5,5 milhões de crianças brasileiras sequer são registradas pelos seus pais
e cerca de 100 mil processos correm contra pais que não pagam a pensão
alimentícia. Além disso, as tarefas domésticas, que envolvem o cuidado com a
vida da família, esse trabalho invisível e extenuante, ainda são
responsabilidade da mulher. Em comparação ao homem, a mulher gasta três vezes
mais tempo com a casa. Não seria razoável, então, ouvir as mulheres sobre essa
questão da legalização do aborto?
A
legalização do aborto é um debate urgente e deve ser feito sem hipocrisias e
falsos moralismos.
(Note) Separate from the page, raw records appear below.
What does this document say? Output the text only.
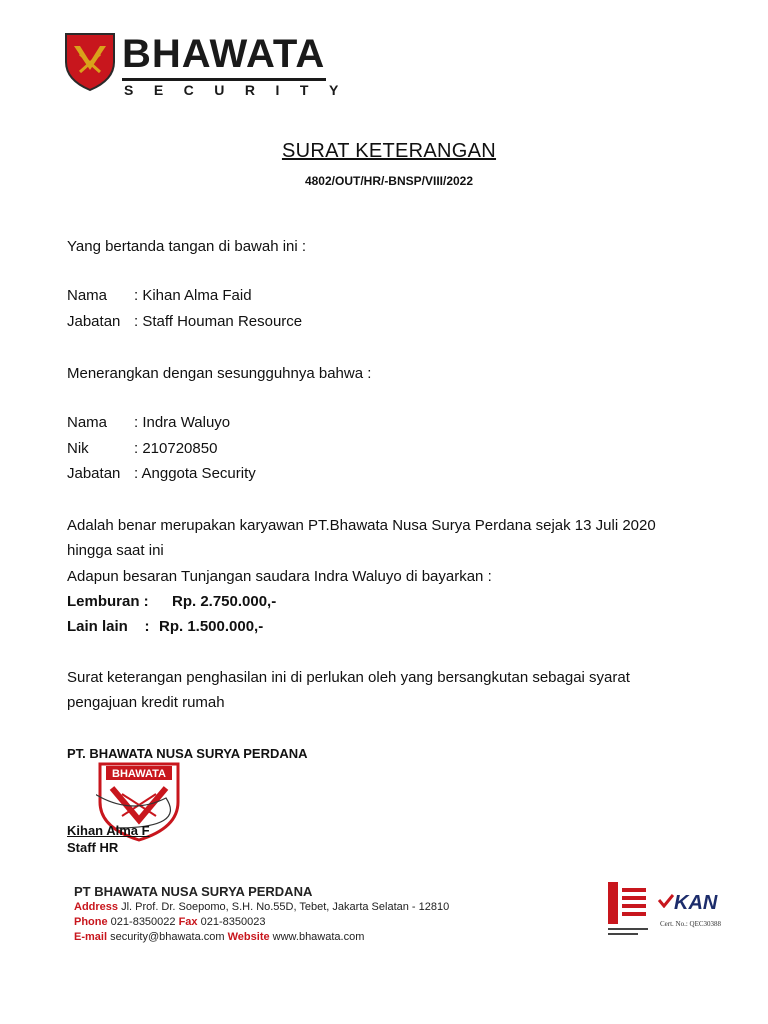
BHAWATA
SECURITY
SURAT KETERANGAN
4802/OUT/HR/-BNSP/VIII/2022
Yang bertanda tangan di bawah ini :
Nama : Kihan Alma Faid
Jabatan : Staff Houman Resource
Menerangkan dengan sesungguhnya bahwa :
Nama : Indra Waluyo
Nik	: 210720850
Jabatan : Anggota Security
Adalah benar merupakan karyawan PT.Bhawata Nusa Surya Perdana sejak 13 Juli 2020
hingga saat ini
Adapun besaran Tunjangan saudara Indra Waluyo di bayarkan :
Lemburan : Rp. 2.750.000,-
Lain lain    : Rp. 1.500.000,-
Surat keterangan penghasilan ini di perlukan oleh yang bersangkutan sebagai syarat
pengajuan kredit rumah
PT. BHAWATA NUSA SURYA PERDANA
BHAWATA
Kihan Alma F
Staff HR
PT BHAWATA NUSA SURYA PERDANA
Address Jl. Prof. Dr. Soepomo, S.H. No.55D, Tebet, Jakarta Selatan - 12810
Phone 021-8350022 Fax 021-8350023
E-mail security@bhawata.com Website www.bhawata.com
KAN
Cert. No.: QEC30388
Sem as hipocrisias de quem ‘defende a vida’, mas que convive
muito bem com o abandono e a miséria das crianças brasileiras. Sem o
descaramento daqueles que são contrários à legalização do aborto, mas que
defendem que bandido bom é bandido morto, ou que querem jogar as crianças que
deram errado na cadeia. A miséria, a cadeia, o abandono de todas as ordens
(incluindo o intelectual), a violência e a morte, aliás, são muito bem
assimiladas pelos moralistas, o que não se tolera nesse país é a ideia de a
mulher decidir sobre o seu corpo. A ideia de uma mulher pensadora tomar o
microfone e defender direitos. Afinal de contas, há limites para o que pode ser
tolerado, não é mesmo?
Mariléia
Sell é Professora Doutora dos Cursos de Letras e Comunicação da Unisinos
Um comentário:
Uma prova de que mulher tem uma certa dificuldade de pensar, de que seria meio que desajeitada para encarar os universais pela abstração que é a atividade própria do filosofar é este texto. Puta que pariu, se há bandidos fruto de gravidezes que foram adiante, mas pelo menos eles tiveram a chance de viver e se são bandidos, que sejam processados, julgados e condenados se tudo se confirmar contra a conduta dos mesmos e mesmo em um caso de pena de morte contra os tais haverá um processo. Mas, por que citar a marginalidade em caso de pobreza? Ser pobre é ser bandido? Eu mal tenho dinheiro para comprar os meus cigarros e se os compro, os compro dos mais baratos, mas nem sequer penso em roubar um só palito de fósforo alheio, porra! Não sei, mas talvez um útero atrapalhe o raciocínio, tanto que a palavra histeria vem do termo grego para útero, algo feminino, ou seja, a fulana toma o que meramente sente como se fato fosse, a tal doida, meu Deus!
Uma pessoa que vive, mesmo que sofra como um cão falta de dinheiro ou de saúde, sempre quererá estar viva ou de ao menos ter tido a chance de ter nascido do que ter sido abortada, evidentemente. Mas será que mulher não pensa? É isso? Por isso quase não há filósofas na história da Filosofia?